Lynds, who lived in Santa Barbara, died Friday at UC San Francisco Medical Center, where he had collapsed Thursday on his way to visit a hospitalized daughter, said Kathleen Sharp, a longtime friend and fellow writer. She said he had recently undergone several operations for gastrointestinal problems and died of complications from an undiscovered bowel infection.
Sharp said that although Lynds had been ill about a year, he was still writing and had recently completed two short stories scheduled for publication in Ellery Queen’s Mystery Magazine.

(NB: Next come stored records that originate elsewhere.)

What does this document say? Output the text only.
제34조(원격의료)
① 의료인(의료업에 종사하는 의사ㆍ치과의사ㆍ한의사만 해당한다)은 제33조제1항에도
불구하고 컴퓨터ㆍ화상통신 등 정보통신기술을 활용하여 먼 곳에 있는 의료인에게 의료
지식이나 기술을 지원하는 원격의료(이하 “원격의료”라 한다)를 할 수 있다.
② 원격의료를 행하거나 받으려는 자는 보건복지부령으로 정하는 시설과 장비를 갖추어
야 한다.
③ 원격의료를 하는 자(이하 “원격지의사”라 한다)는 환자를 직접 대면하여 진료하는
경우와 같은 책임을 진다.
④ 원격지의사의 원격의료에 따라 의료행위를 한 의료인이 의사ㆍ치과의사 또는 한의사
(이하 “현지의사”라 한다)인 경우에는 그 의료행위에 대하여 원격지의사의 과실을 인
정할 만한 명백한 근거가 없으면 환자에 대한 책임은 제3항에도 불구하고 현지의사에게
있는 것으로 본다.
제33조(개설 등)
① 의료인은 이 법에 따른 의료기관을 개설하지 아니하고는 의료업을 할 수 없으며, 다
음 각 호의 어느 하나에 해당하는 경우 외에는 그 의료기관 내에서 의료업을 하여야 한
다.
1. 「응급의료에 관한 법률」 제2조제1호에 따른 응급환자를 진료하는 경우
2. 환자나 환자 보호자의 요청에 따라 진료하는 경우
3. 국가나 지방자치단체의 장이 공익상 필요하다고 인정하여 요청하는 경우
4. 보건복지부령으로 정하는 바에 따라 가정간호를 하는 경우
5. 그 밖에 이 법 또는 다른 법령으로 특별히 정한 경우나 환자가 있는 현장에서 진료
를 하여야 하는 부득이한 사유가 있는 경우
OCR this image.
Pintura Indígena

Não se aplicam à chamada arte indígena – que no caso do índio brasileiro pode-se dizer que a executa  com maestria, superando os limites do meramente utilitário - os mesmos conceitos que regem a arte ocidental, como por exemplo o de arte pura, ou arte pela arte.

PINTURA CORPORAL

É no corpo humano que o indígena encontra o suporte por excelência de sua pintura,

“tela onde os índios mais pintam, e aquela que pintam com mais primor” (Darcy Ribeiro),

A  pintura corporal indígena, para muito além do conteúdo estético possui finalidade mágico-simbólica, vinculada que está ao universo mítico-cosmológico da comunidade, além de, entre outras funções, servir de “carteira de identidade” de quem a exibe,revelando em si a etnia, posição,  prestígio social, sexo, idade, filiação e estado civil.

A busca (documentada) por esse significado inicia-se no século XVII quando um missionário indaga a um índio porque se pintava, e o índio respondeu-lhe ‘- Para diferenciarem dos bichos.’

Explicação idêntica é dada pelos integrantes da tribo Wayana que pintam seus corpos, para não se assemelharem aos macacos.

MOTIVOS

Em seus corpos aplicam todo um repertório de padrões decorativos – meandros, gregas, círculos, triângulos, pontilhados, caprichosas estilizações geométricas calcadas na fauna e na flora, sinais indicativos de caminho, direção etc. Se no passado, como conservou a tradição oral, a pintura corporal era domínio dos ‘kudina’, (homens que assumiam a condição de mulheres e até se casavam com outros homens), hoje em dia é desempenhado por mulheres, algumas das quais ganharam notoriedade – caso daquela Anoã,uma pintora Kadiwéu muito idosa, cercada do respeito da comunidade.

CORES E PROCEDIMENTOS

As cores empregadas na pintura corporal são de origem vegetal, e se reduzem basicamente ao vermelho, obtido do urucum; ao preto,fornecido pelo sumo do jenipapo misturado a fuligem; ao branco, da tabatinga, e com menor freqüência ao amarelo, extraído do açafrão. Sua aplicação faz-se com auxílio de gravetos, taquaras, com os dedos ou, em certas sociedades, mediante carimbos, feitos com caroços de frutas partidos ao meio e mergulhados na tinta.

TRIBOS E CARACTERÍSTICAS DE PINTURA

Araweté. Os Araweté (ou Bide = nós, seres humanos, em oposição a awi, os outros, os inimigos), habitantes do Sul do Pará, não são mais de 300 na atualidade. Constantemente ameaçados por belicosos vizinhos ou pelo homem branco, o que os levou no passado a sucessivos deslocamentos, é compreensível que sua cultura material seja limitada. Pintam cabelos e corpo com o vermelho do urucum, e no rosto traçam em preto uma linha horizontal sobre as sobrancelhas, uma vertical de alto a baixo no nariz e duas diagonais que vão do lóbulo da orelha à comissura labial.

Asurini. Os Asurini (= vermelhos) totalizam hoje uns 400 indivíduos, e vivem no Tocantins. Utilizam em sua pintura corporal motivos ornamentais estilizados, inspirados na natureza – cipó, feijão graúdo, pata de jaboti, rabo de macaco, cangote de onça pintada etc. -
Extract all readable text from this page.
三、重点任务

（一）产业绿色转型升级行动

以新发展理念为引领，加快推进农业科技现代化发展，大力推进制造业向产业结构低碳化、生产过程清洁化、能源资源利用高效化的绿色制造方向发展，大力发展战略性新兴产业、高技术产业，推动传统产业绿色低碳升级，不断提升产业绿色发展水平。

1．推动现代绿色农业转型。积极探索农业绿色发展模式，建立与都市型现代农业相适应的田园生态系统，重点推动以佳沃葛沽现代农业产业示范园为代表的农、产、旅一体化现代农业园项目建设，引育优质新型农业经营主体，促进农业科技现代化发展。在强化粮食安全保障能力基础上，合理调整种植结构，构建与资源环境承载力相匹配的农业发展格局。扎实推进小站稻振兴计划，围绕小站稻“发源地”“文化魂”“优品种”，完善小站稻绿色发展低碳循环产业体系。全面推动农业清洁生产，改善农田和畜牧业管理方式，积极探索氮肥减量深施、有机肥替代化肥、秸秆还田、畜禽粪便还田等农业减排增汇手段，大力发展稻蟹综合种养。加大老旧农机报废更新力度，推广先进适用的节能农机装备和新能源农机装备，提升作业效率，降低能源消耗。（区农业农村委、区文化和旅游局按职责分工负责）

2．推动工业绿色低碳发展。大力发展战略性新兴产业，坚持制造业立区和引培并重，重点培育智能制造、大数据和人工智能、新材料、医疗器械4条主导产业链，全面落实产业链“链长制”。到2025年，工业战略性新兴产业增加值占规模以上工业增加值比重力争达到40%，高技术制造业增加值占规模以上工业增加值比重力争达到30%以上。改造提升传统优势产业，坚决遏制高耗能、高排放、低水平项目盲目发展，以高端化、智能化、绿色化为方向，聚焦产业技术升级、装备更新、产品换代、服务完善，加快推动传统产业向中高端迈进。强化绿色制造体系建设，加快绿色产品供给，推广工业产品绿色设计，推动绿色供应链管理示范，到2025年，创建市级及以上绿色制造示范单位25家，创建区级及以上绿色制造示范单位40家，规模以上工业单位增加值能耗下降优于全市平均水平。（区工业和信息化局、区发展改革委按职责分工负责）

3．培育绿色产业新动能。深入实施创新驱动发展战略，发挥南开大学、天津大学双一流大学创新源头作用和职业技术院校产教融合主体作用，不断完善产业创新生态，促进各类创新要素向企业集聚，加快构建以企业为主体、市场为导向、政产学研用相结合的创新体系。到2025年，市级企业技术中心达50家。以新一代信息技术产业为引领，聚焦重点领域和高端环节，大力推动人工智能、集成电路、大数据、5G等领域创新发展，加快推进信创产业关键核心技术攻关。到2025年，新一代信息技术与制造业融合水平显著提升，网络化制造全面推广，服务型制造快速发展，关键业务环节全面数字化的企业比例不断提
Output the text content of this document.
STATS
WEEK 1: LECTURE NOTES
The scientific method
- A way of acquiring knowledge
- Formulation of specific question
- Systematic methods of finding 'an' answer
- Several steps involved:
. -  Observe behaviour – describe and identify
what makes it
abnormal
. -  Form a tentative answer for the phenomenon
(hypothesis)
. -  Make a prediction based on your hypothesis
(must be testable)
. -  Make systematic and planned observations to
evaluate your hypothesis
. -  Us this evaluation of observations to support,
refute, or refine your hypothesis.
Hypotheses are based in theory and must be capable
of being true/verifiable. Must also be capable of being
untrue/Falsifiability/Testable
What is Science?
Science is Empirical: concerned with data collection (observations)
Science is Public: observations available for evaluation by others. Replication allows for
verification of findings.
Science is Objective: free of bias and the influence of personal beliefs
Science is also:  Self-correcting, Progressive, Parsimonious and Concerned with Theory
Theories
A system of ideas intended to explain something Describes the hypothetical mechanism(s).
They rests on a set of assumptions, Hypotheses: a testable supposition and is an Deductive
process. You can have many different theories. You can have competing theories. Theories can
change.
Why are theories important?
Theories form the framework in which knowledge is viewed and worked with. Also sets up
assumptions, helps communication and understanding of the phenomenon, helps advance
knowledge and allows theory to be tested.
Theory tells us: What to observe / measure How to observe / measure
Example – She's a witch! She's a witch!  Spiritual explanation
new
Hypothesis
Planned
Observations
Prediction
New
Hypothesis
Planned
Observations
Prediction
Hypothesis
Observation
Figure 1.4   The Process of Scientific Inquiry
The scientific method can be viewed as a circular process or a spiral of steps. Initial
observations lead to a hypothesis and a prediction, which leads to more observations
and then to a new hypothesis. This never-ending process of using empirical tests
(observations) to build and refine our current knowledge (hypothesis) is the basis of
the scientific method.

Lynds, a former chemist and technical magazine editor, wrote more than 80 densely plotted novels and more than 200 short stories.
A master of the detective genre, he earned a lifetime achievement award from the Private Eye Writers of America in 1988 and the Marlowe Award for body of work from the Southern California chapter of the Mystery Writers of America in 2003.
Particularly in his Dan Fortune series, Lynds is credited with sensitizing his main character and with turning crime-solving exploits into vehicles for sociological observation.
“He didn’t have much patience with style without substance,” Sharp said. “He thought the mystery novel should be written to say something beyond just being a good yarn.”
The Fortune mysteries became one of the longest-running private eye series, encompassing 20 books, from the initial “Act of Fear” in 1967, which won the Mystery Writers of America’s Edgar Award, to the collection of Dan Fortune short stories, “Fortune’s World,” in 2000.
Lynds has often been compared to mystery writer Ross Macdonald who, as Kenneth Millar in real life, befriended Lynds when he moved to Santa Barbara and encouraged his work on the manuscript that became “Act of Fear.”
Tom Nolan, author of “Ross Macdonald: A Biography” and a frequent book reviewer for the Wall Street Journal, said Monday that Lynds was “in the school — or the graduate school — of Macdonald…. I think he took heart from the idea that you could use the detective novel to explore serious social and cultural themes as entertainment.”
Nolan said Lynds once explained the concept by saying, “Suspense novels are no less novels than sonnets are poems.”